In a great moral sense that is all true, Jonathan, but from the point of view of political economy, Cleon of the million acres, the palace and the dozen fortunes must be regarded as the richer of the two.
The second principle is that wealth is produced by labor applied to natural resources.
The only objections to this, the only attempts ever made to deny its truth, have been based upon a misunderstanding of the meaning of the word "labor." If a man came to you in the mill one day, and said: "See that great machine with all its levers and springs and wheels working in such beautiful harmony. It was made entirely by manual workers, such as moulders, blacksmiths and machinists; no brain workers had anything to do with it," you would suspect that man of being a fool, Jonathan. You know, even though you are no economist, that the labor of the inventor and of the men who drew the plans of the various parts was just as necessary as the labor of the manual workers. I have already shown you, when discussing the case of Mr. Mallock, that Socialists have never claimed that wealth was produced by manual labor alone, and that brain labor is always unproductive. All the great political economists have included both mental and manual labor in their use of the term, that being, indeed, the only sensible use of the word known to our language.

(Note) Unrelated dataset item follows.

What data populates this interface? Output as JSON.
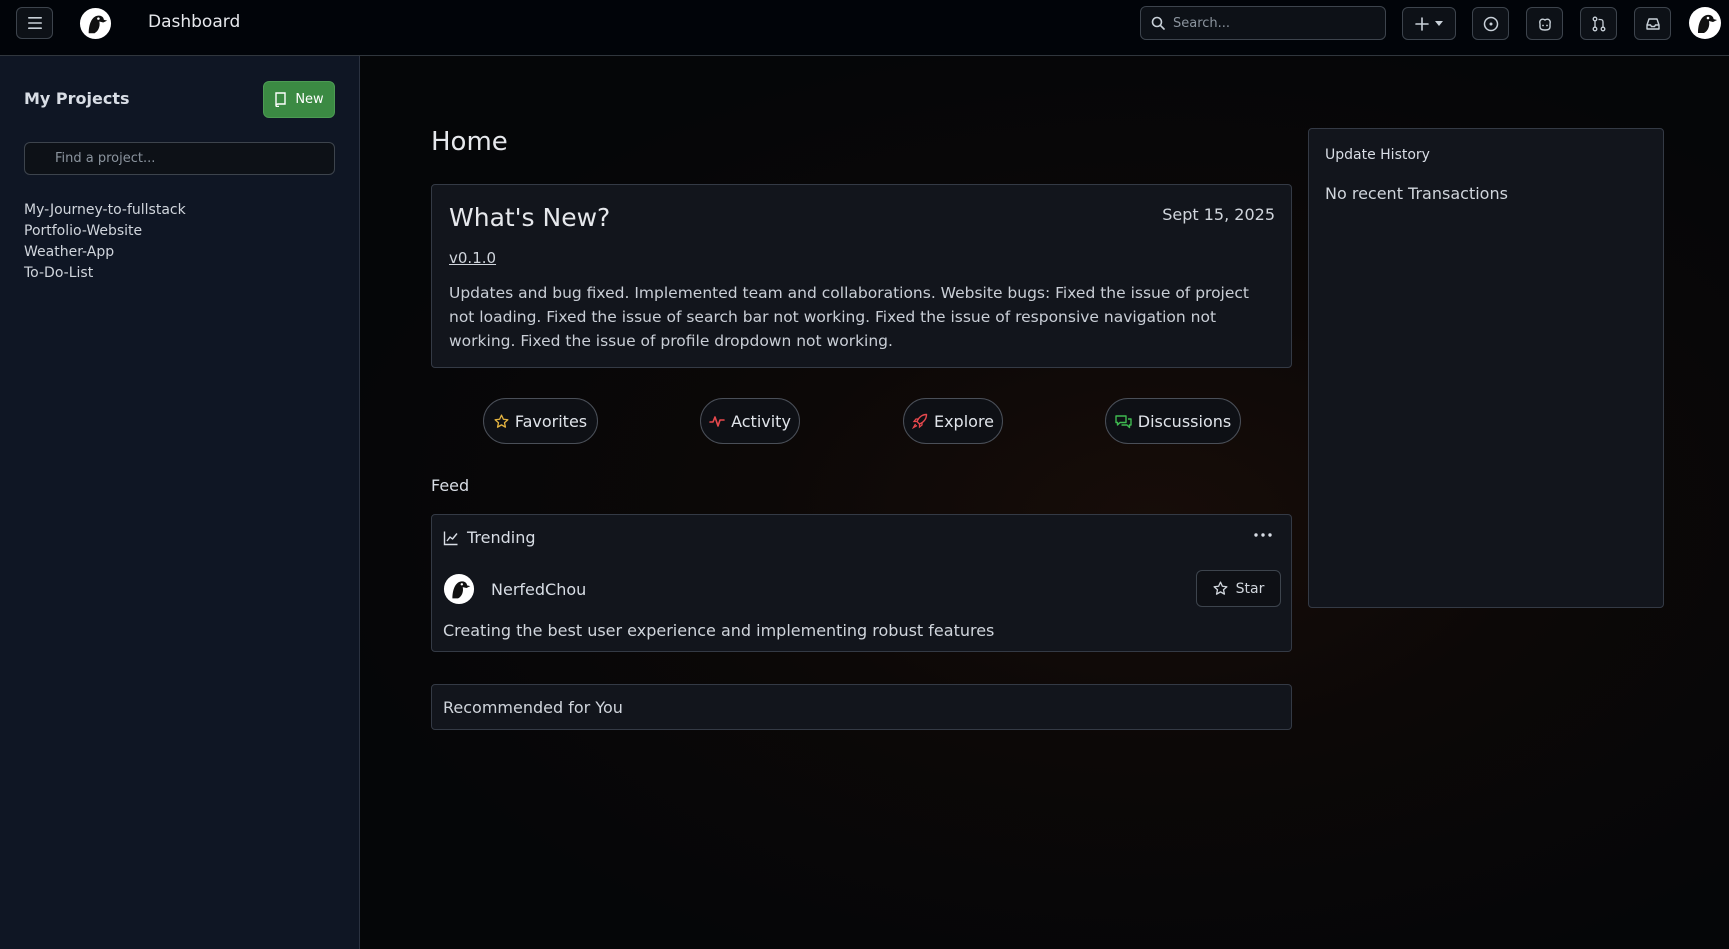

It is very easy work, my friend, for a clever juggler of words to erect a straw man, label the dummy "Socialism" and then pull it to pieces. But it is not very useful work, nor is it an honest intellectual occupation. I say to you, friend Jonathan, that when writers like Mr. Mallock contend that "ability," as distinguished from labor, must be considered as a principal factor in production, they must be regarded as being either mentally weak or deliberate perverters of the truth. You know, and every man of fair sense knows, that ability in the abstract never could produce anything at all.
Take Mr. Edison, for example. He is a man of wonderful ability—one of the greatest men of this or any other age. Suppose Mr. Edison were to say: "I know I have a great deal of ability; I think that I will just sit down with folded hands and depend upon the mere possession of my ability to make a living for me"—what do you think would happen? If Mr. Edison were to go to some lonely spot, without tools or food, making up his mind that he need not work; that he could safely depend upon his ability to produce food for him while he sat idle or slept, he would starve. Ability is like a machine, Jonathan. If you have the finest machine in the world and keep it in a garret it will produce nothing at all. You might as well have a pile of stones there as the machine.

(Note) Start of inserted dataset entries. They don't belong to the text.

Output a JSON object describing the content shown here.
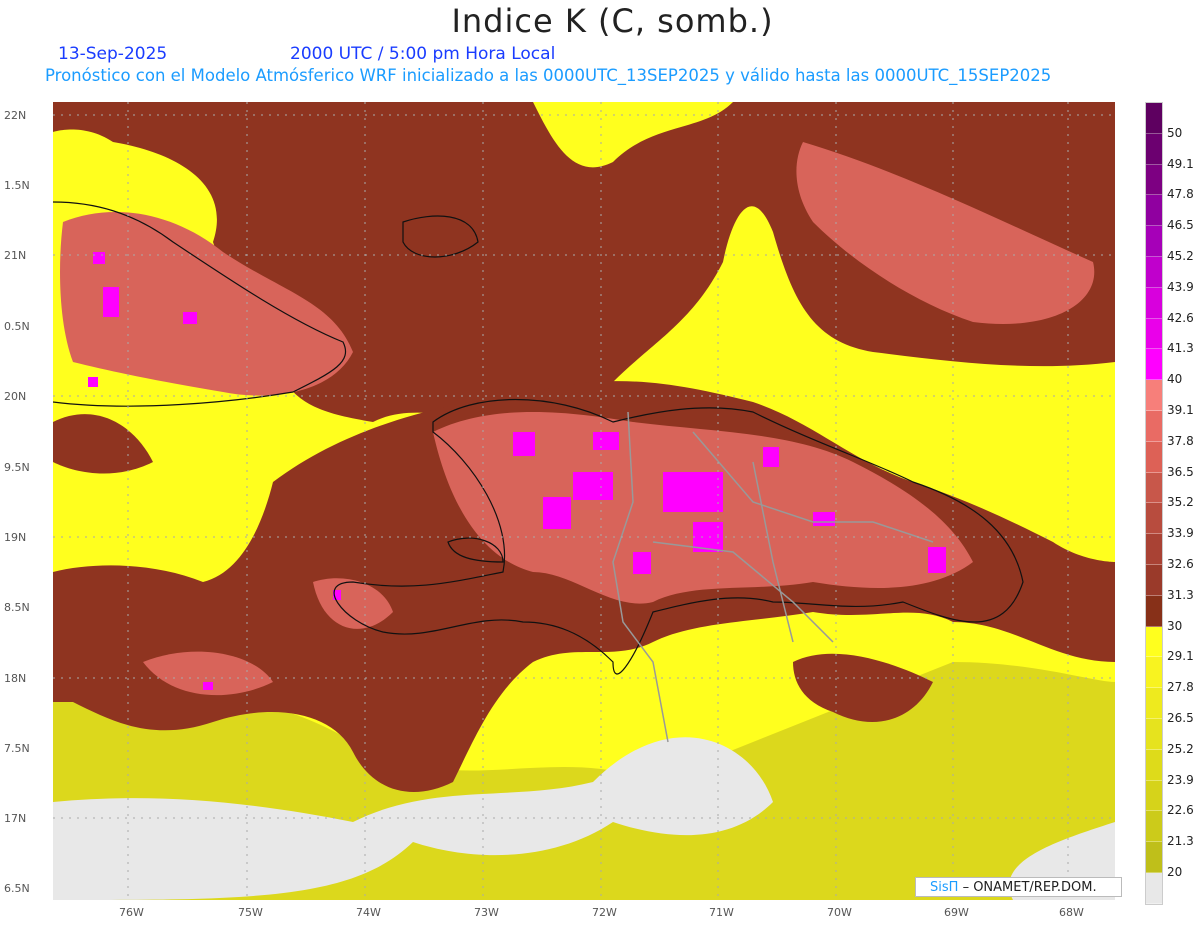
{
  "header": {
    "title": "Indice K (C, somb.)",
    "date": "13-Sep-2025",
    "time": "2000 UTC / 5:00 pm Hora Local",
    "subtitle": "Pronóstico con el Modelo Atmósferico WRF inicializado a las 0000UTC_13SEP2025 y válido hasta las  0000UTC_15SEP2025"
  },
  "axes": {
    "lat_labels": [
      "22N",
      "1.5N",
      "21N",
      "0.5N",
      "20N",
      "9.5N",
      "19N",
      "8.5N",
      "18N",
      "7.5N",
      "17N",
      "6.5N"
    ],
    "lon_labels": [
      "76W",
      "75W",
      "74W",
      "73W",
      "72W",
      "71W",
      "70W",
      "69W",
      "68W"
    ]
  },
  "colorbar": {
    "labels": [
      "50",
      "49.1",
      "47.8",
      "46.5",
      "45.2",
      "43.9",
      "42.6",
      "41.3",
      "40",
      "39.1",
      "37.8",
      "36.5",
      "35.2",
      "33.9",
      "32.6",
      "31.3",
      "30",
      "29.1",
      "27.8",
      "26.5",
      "25.2",
      "23.9",
      "22.6",
      "21.3",
      "20"
    ],
    "colors": [
      "#5e0060",
      "#6c0070",
      "#7d0082",
      "#9000a0",
      "#a600b8",
      "#c000cc",
      "#d800dd",
      "#ea00ea",
      "#ff00ff",
      "#f77f7a",
      "#e96b64",
      "#dd6156",
      "#c8574a",
      "#b84c3e",
      "#a94234",
      "#9a3a2a",
      "#873018",
      "#ffff1e",
      "#f8f320",
      "#eeea1e",
      "#e6e31e",
      "#dedb1a",
      "#d6d31a",
      "#cccb1a",
      "#bfbf1a",
      "#e8e8e8"
    ]
  },
  "credit": {
    "logo": "SisΠ",
    "text": "– ONAMET/REP.DOM."
  }
}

But connect the machine with the motor and place a competent man in charge of it, and the machine at once becomes a means of production. Ability is likewise useless and impotent unless it is expressed in the form of either manual or mental labor. And when it is so embodied in labor, it is quite useless and foolish to talk of ability as separate from the labor in which it is embodied.
The third principle of Socialist economics is that the value of things produced for sale is, under normal conditions, determined by the amount of labor socially necessary, on an average, for their production. This is called the labor theory of value.
Many people have attacked this theory, Jonathan, and it has been "refuted," "upset," "smashed" and "destroyed" by nearly every hack writer on economics living. But, for some reason, the number of people who accept it is constantly increasing in spite of the number of times it has been "exposed" and "refuted." It is worth our while to consider it briefly.
You will observe that I have made two important qualifications in the above statement of the theory: first, that the law applies only to things produced for sale, and second, that it is only under normal conditions that it holds true. Many very clever men try to prove this law of value wrong by citing the fact that articles are sometimes sold for enormous prices, out of all proportion to the amount of labor it took to produce them in the first instance. For example, it took Shakespeare only a few minutes to write a letter, we may suppose, but if a genuine letter in the poet's handwriting were offered for sale in one of the auction rooms where such things are sold it would fetch an enormous price; perhaps more than the yearly salary of the President of the United States.
The value of the letter would not be due to the amount of labor Shakespeare devoted to the writing of it, but to its rarity. It would have what the economists call a "scarcity value." The same is true of a great many other things, such as historical relics, great works of art, and so on. These things are in a class by themselves. But they constitute no important part of the business of modern society. We are not concerned with them, but with the ordinary, every day production of goods for sale. The truth of this law of value is not to be determined by considering these special objects of rarity, but the great mass of things produced in our workshops and factories.